Heading into the fourth quarter of 2015, Canadian advisors and investors are bullish on equities, says the Q4 2015 Advisor and Investor Sentiment Surveys conducted by Horizons ETFs Management (Canada).
The Q4 Surveys quizzed respondents about their expectations of returns for main asset classes for the upcoming quarter.
The largest pickups in bullish sentiment were seen when both advisors and investors were asked about the S&P 500, NASDAQ-100 and S&P/TSX 60.
Of the advisors surveyed, 78% were bullish on the S&P 500 heading into Q4, compared to 57% in the third quarter—an increase of 21 percentage points. Meanwhile, the number of bullish investors increased to 51%, up from 37% last quarter.
Similarly, advisor sentiment for the NASDAQ-100 for Q4 jumped to 71%, up from 57% for Q3. Investors’ bullish sentiment for that index also rose, from 42% to 57%.
Interestingly, the S&P 500 saw a dip in performance of 6.94% in Q3, and the NASDAQ-100 dropped 4.91% (as at September 30, 2015).

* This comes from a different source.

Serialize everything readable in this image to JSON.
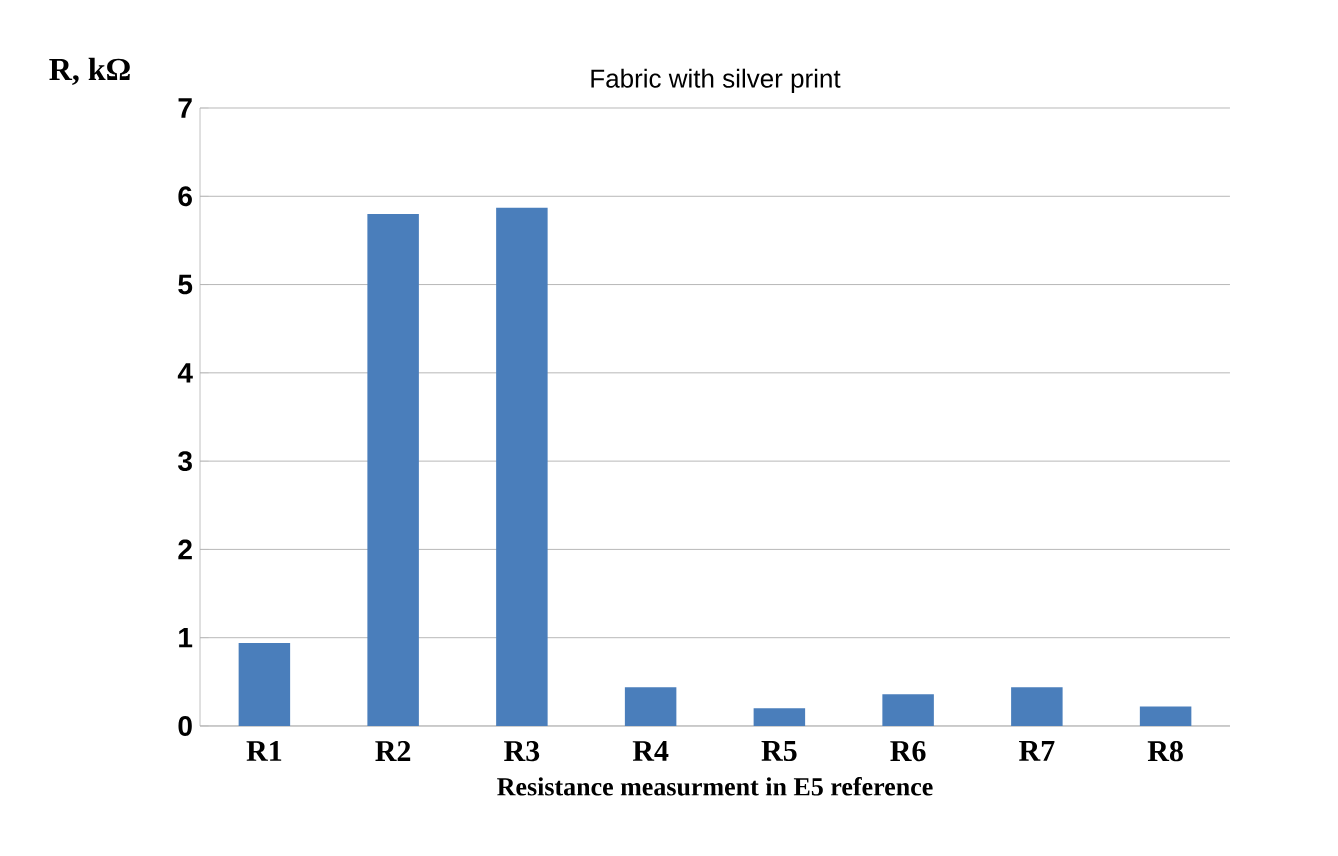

Read: When value beats growth
Looking ahead to Q4, more than half of advisors (62%) say they’re bullish on the S&P/TSX 60 Index, compared to 39% for Q3. Investors are not as optimistic about the index heading into Q4, however, despite their bullish sentiment rising 15 percentage points to 44%.
At the end of Q3, the S&P/TSX 60 Index was down 7.46% (as at September 30, 2015).
The number of advisors bullish on the S&P/TSX Capped Financial Index jumped to 62% up from 40%. Similarly, the number of investors bullish on that index rose to 46%, up from 36% in Q3.
For the S&P/TSX Capped Energy Index, sentiment for advisors dropped in bullishness to 37%, from 41% last quarter. The number of investors that were bullish on the energy index also declined, from 33% in Q3 to 29%.
Over Q3, the S&P/TSX Capped Energy Index fell 19.07% (as at September 30, 2015).
“Excess crude oil supply continues to depress global crude oil prices,” says Howard Atkinson, president of Horizons ETFs. So, “the sentiment indicators from both advisors and investors suggest they don’t expect this to change anytime soon.”
Yet, he adds, “The fourth quarter is historically stronger for natural gas returns from a seasonal perspective. As the temperature declines, [that] necessitates higher usage, and we see this sentiment reflected in the increased bullishness.”
Expectations for crude and natural gas also played into sentiment for the Canadian dollar versus the U.S. dollar: both advisors and investors displayed more bullishness and less bearishness for domestic currency, compared to Q3.
The number of bullish advisors increased seven percentage points to 21% from the 14% last quarter, while bearish advisors declined to 44% from 53% last quarter. Meanwhile, investors’ bullishness rose slightly to 24% from 22% quarter-over-quarter, and bearish investors remained flat at 44%.
The Canadian dollar fell 6.14% against the U.S. dollar over Q3 (as at September 30, 2015).
“The two biggest drivers of return for the loonie are interest rates and oil prices, both of which appear to have stabilized over the last quarter, and that may explain why sentiment is mixed and not overly bearish or bullish,” says Atkinson. But, “there is an ongoing fear that the Canadian dollar could fall even lower, if either of those two factors were to tilt negative any further.”
Looking to commodities other than oil, Atkinson says, “We saw a slight drop in the bullishness for gold this quarter, which was likely due to the renewed optimism that advisors and investors have for North American equities. A strong U.S. dollar will keep the gold bugs at bay.”
Finally, sentiment for the S&P 500 VIX Short-Term Futures Index remained fairly bearish for both groups, even though it was the only asset class that performed positively throughout Q3.
Turns out, only 34% of advisors say they’re bullish on the asset class heading into Q4, compared to 54% last quarter. Investors’ sentiment also fell to 38% from 44%. The S&P 500 VIX Short-Term Futures Index jumped almost 30% in Q3. Atkinson says, “Given that volatility historically tends to be inversely correlated to equity prices, it makes sense that investors wouldn’t be bullish on volatility if they are optimistic on stocks.”